Event: Populating the New Transit Corridors

photo by sillygwailo from Flickr (cc)
A potentially interesting free event up at York University on February 22 from 5:30 - 7:30pm that looks at the planning of transit corridors in the future, with a focus on Vancouver's experience with the relatively new Canada Line and the Cambie corridor along which it runs. This is even more relevant to Toronto considering yesterday's decisive council decision to redeploy a network of light rails a la Transit City.

From the event info page:


For the Toronto metropolitan region, Metrolinx’s Big Move is an historically ambitious program for the investment of tens of billions of dollars in new transit over the next 25 years. Development along the transit corridors is expected to shape the future of our region, yet public discussion to date has focused almost entirely on transit line locations, technologies and costs. We should not be beguiled by the notion that development will automatically locate to the corridors.
It’s time to steer the discussion towards how future development will be deliberately induced to locate around the new transit corridors.

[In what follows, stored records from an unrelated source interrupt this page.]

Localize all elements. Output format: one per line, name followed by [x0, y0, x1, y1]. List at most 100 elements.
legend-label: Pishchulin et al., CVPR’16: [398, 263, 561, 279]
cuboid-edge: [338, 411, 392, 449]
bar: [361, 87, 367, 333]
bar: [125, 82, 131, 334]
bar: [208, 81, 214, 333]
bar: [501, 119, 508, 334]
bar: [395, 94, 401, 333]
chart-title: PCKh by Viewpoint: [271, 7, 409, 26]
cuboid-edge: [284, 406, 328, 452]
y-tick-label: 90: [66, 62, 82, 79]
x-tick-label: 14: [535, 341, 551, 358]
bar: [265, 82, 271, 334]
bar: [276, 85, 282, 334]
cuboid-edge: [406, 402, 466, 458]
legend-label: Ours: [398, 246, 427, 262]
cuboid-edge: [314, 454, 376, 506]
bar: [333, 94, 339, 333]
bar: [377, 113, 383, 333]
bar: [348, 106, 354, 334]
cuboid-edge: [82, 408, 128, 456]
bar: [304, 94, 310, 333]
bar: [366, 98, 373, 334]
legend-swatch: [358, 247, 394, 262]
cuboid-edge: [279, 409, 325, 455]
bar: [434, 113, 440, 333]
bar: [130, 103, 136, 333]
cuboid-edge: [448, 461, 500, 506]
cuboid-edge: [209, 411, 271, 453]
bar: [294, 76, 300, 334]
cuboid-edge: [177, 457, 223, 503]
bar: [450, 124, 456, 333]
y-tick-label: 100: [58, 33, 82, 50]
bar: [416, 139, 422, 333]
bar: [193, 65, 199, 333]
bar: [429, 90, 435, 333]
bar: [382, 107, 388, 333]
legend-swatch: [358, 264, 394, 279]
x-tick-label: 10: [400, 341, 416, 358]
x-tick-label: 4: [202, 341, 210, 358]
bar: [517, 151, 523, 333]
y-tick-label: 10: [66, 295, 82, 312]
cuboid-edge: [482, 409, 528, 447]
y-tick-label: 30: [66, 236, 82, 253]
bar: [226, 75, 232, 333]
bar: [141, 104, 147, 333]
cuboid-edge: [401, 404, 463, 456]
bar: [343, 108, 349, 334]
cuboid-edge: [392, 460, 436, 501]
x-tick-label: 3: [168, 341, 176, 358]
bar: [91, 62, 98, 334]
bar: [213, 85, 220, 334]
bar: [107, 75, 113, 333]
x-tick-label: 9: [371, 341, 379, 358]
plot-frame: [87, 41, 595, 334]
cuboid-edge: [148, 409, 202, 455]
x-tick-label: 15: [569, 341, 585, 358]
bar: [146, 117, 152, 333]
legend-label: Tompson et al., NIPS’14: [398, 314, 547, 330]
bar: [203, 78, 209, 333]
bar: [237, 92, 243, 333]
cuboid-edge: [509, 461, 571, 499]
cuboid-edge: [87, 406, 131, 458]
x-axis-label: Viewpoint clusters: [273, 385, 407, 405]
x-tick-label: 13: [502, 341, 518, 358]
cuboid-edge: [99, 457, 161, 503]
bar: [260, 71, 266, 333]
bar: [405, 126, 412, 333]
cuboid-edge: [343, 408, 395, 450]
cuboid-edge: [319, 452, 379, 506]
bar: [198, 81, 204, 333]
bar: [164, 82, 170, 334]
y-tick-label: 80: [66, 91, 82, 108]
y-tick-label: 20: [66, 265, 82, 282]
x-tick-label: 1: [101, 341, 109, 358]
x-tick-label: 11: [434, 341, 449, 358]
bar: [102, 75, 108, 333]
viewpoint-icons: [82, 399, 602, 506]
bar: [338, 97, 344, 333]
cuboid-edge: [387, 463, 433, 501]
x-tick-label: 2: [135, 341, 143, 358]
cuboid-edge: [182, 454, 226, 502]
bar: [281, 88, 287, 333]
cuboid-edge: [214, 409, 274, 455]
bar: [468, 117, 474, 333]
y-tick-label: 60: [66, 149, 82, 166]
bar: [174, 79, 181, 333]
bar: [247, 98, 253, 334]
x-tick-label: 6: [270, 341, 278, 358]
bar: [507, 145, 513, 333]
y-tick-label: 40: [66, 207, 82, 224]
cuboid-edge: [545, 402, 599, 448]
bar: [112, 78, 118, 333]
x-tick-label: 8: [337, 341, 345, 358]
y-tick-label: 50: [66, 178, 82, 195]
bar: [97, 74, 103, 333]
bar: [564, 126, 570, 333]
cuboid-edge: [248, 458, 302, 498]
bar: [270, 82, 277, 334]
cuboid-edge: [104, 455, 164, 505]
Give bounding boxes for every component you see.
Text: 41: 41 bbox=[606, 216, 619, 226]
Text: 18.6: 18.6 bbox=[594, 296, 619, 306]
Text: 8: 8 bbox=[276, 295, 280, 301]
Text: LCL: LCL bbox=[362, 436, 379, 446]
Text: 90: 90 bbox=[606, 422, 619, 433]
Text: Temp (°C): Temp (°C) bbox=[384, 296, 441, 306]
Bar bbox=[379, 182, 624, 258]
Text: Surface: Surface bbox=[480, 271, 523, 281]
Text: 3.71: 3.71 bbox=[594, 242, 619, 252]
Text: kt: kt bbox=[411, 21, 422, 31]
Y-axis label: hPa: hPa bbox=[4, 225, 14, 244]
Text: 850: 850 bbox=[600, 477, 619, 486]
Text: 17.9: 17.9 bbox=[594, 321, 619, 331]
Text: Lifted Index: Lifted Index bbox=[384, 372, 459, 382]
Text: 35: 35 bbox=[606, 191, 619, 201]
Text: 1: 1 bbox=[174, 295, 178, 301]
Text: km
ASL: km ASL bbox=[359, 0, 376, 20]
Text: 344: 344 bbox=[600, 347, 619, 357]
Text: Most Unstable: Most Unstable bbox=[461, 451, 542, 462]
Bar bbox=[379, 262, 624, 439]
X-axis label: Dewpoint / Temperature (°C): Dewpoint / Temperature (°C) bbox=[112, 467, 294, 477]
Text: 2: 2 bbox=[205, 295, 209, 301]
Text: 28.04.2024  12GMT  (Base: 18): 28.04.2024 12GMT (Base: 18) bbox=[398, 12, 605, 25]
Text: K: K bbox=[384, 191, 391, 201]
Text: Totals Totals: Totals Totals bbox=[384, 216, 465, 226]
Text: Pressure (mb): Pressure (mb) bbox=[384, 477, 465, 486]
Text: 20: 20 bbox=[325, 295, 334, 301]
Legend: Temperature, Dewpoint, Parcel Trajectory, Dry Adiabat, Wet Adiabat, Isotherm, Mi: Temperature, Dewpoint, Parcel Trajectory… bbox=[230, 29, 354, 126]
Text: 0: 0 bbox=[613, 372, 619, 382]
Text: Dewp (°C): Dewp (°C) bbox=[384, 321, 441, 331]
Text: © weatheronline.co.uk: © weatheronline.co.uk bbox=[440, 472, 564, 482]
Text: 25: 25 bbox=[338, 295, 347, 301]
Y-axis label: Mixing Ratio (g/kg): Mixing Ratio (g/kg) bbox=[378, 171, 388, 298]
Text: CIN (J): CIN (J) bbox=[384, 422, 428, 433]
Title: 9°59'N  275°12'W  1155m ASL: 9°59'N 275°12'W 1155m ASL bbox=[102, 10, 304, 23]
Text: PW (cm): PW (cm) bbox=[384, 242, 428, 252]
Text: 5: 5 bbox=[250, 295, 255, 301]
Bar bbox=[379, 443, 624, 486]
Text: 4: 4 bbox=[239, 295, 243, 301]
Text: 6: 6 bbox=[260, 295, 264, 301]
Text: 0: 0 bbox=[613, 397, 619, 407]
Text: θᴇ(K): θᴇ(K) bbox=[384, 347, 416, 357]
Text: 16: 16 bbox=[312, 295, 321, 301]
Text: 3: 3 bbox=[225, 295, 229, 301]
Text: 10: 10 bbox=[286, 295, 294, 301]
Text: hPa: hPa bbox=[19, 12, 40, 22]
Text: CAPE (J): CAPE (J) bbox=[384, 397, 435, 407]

Neglecting to do so is to invite the necessity of enormous long-term subsidies for building, maintaining, and operating new transit lines whose ridership is too low to cover the costs. For a region aspiring to be globally competitive, the stakes are high.
Metrolinx has taken initiatives in land use and design, in particular with its Mobility Hub Guidelines. A public discussion on systematic approaches to populating all of the transit corridors is required to avoid mistakes of the past.
As a living example of big picture planning along transit corridors, Vancouver’s Cambie Corridor Plan has timely relevance. Bailey and Kellett have collaborated on innovative processes and methods of integrating transportation, land use, and energy efficiencies. They will speak to plan outcomes to date, engagement processes, research methods, and diverse types of visualization.